Now, technically, the accepted name for Agave scabra is A. asperrima. Most people still say scabra, but the specimen used by Salm-Dyck (to give his full name, Joseph Franz Maria Anton Hubert Ignatz Fürst und Altgraf zu Salm-Reifferscheidt-Dyck) to describe the species was actually a specimen of A. parryi, and the name scabra was already taken for a taxon now known as Manfreda scabra, so……
So, without really hugely caring one way or the other about its name (they never come when they’re called anyway), I dug the thing up, as quick as you could say Joseph Franz etc. etc., examined it for signs of impending death, noted them, and replanted it in dry soil. What I should have done to begin with, but, whatever.
Dry soil. Not “well-drained soil”, dry soil. I made a very short video (after I read the instructions…..what humiliation…..) to illustrate what I mean when I say “dry soil”. View with caution. This isn’t the type of soil usually recommended for drought-tolerant plants, and most people totally freak out when they see this sort of thing, but, again, whatever.
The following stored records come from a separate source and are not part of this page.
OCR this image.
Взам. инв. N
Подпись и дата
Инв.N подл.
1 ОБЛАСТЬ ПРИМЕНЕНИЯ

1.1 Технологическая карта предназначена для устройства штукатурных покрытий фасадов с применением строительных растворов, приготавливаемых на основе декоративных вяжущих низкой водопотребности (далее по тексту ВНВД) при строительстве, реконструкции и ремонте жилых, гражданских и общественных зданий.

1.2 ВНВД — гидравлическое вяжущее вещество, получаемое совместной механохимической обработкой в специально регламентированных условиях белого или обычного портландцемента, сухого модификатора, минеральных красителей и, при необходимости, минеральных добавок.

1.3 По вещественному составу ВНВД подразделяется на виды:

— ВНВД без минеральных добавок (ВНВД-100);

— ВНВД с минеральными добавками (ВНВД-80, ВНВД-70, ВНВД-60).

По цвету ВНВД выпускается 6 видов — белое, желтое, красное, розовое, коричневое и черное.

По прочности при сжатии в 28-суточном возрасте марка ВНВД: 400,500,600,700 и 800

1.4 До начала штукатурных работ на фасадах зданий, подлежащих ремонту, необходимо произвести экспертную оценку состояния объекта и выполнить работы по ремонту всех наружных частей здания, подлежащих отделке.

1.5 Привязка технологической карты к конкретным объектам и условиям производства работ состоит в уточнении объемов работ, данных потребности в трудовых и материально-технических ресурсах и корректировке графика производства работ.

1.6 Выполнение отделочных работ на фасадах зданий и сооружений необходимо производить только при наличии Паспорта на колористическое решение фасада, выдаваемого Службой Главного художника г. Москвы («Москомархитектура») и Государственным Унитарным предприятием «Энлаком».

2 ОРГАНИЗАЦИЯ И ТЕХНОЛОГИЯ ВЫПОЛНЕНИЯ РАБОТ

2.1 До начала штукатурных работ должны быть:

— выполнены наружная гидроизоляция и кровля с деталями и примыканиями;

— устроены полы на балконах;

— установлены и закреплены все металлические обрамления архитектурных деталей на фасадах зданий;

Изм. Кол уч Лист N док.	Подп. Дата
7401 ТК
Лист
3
It’s the kind of soil such plants really grow in, which is something I do care about.
The agave needs a microclimate. That is to say, a place warmer than the rest of the garden. The sort of thing people mean when they say “survives zone 6 in a microclimate”, when what’s really meant is “will not survive in zone 6, needs a warmer microclimate”. There’s a difference, and not a subtle one, especially if you’re a wimpy agave from a mountain in Texas where it never gets all that cold and you have issues with your fructans.
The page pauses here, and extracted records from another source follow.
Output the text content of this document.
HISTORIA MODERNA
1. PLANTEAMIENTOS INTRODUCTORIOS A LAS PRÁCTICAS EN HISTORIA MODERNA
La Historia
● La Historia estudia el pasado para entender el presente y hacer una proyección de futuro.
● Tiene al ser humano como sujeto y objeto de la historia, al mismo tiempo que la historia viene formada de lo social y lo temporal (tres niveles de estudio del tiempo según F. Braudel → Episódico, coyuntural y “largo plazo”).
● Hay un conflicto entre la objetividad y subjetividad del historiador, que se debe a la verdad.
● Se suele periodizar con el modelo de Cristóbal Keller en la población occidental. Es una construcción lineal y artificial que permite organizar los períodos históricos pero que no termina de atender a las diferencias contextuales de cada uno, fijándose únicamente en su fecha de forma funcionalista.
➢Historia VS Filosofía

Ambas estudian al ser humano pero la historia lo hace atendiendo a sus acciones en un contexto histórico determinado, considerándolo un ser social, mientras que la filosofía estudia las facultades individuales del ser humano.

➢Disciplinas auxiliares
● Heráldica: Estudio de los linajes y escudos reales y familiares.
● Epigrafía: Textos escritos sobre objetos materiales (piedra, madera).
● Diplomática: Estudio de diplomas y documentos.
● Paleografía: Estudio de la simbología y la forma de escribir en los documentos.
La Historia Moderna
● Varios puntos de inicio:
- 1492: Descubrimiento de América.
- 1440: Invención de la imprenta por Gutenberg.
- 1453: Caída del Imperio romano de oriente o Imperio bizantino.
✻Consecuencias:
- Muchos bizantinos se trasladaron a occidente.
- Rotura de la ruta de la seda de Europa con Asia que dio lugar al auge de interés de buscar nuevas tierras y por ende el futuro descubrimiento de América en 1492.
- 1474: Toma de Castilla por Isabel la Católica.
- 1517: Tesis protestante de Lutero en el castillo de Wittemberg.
Hopefully, being smack up against the house, in this lovely soil that prevents any water uptake during winter, under a slight overhang, too, and with the massive amounts of hot air leaking from all the windows, the poor agave might be here at this time next year.
There are so many things to love about this post but most of all I love that you rescued/moved the agave! It looks good in it’s new home!
One can only hope that it likes it there better, safe from snow and other icky things.
I moved another one this morning.
January: The whole month was just full of excellent posts!
Thanks. That particular agave did die this winter. No post mortem done.